Le chrétien et la politique

Le chrétien et la politique

Toute l’équipe de Saillon propose cet article écrit dans les années 80 par Vital Darbellay, conseiller national de 1979 à 1995, et paru cette année dans le livre « Vital Darbellay Artisan de solidarité » rédigé par son frère Charly. Ce texte écrit il y a près de 40 ans est pourtant proche, aujourd’hui encore, de nos réalités.

Texte de Charly Darbellay
Photo: Laurence BuchardLa question de savoir s’il est possible de concilier un engagement chrétien et un engagement politique se pose régulièrement. D’autant plus qu’il est de bon ton aujourd’hui de considérer la politique comme une chose sale, dont il faut savoir se tenir à distance.

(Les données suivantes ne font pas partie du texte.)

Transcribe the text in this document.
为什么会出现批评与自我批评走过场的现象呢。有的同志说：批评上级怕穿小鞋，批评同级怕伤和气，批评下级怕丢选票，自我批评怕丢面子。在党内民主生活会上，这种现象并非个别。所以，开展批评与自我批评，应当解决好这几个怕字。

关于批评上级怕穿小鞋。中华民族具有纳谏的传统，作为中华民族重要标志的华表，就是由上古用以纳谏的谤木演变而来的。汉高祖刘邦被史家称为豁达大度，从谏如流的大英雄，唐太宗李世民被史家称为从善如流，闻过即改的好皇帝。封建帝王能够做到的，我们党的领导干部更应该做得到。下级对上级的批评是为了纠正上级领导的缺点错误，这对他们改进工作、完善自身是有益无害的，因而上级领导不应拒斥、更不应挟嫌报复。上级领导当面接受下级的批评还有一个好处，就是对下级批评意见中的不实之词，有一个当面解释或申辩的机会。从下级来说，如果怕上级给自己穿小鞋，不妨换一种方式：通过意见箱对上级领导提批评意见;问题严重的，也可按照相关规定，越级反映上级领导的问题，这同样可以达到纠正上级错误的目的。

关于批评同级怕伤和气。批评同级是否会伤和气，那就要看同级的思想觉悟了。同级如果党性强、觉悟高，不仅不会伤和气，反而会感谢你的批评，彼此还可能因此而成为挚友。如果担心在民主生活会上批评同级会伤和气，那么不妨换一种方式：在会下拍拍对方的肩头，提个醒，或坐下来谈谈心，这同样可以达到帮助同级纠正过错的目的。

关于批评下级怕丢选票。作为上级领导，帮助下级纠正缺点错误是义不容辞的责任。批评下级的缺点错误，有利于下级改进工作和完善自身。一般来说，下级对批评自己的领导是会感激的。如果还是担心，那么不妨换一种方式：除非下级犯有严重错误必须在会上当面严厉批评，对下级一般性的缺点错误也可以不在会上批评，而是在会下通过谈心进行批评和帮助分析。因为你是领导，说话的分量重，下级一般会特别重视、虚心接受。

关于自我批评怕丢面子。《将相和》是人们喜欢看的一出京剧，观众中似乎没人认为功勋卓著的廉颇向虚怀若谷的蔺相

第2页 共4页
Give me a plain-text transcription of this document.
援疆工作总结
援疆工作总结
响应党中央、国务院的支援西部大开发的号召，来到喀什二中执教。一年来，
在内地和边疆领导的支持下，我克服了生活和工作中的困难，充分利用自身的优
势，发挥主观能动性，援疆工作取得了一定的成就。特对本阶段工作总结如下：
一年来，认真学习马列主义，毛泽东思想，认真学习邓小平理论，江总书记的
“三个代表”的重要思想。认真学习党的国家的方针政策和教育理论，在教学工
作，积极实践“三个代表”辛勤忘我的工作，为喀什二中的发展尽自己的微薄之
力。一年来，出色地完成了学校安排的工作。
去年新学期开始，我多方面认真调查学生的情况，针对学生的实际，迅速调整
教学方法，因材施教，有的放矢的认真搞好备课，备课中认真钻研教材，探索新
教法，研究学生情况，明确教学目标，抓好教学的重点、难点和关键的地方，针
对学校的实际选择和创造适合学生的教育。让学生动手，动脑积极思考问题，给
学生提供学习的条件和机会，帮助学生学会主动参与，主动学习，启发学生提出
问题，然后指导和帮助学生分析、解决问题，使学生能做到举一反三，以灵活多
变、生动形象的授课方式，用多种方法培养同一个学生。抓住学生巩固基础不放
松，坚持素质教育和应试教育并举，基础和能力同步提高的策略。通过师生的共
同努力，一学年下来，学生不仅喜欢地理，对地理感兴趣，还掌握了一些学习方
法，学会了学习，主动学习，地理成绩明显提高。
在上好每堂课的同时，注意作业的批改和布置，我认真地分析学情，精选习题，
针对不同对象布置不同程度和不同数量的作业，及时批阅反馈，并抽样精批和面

Nous rencontrons d’ailleurs, dans ce domaine comme dans d’autres, des opinions tout à fait opposées. Certains vous diront que politique et religion n’ont strictement rien à voir l’une avec l’autre et d’autres vous diront qu’elles sont absolument liées.

Une fois de plus, c’est au milieu qu’il faut chercher la vérité pour constater d’abord que religion et politique se situent à des plans différents et répondent à des buts différents.

La religion, ainsi que l’étymologie nous l’indique, est l’ensemble des relations de l’homme avec Dieu. Son but, nous conduire dans de bonnes conditions vers les « fins dernières » en particulier vers la Vie éternelle.

La politique, c’est l’organisation de la cité terrestre, de manière que les hommes puissent s’y épanouir et y vivre en harmonie les uns avec les autres.

En fonction de ces niveaux différents, les deux choses sont distinctes et l’on ne peut pas transposer sans autre dans la législation l’ensemble de l’ordre moral. On est obligé, en démocratie, de tenir compte de l’ensemble des volontés, de respecter ceux qui ne partagent pas nos conceptions.

En religion, ce qui est est, un commandement est un commandement et un dogme est un dogme. En politique, il n’y a pas de dogme ; on le répète volontiers, la politique c’est l’art du possible et par conséquent aussi l’art du compromis. Pour faire passer une idée, pour établir un certain ordre, il faut qu’ils soient acceptés par une majorité.

D’où nécessité pour le chrétien de cultiver l’esprit critique. Il doit se souvenir que tout ce qui est légal n’est pas forcément moral et rien ne nous oblige à faire tout ce qui est autorisé par la loi.

Cet esprit critique, nécessaire, n’est cependant point suffisant. Le chrétien a aussi le devoir de s’engager pour l’organisation de la société. Et, il ne peut pas s’y engager en faisant fi de ses convictions. Il ne peut point se présenter comme une commode de nos grands-mères qui aurait un tiroir pour la pratique religieuse, à n’utiliser si possible que le dimanche, un autre pour la profession et un troisième pour la politique.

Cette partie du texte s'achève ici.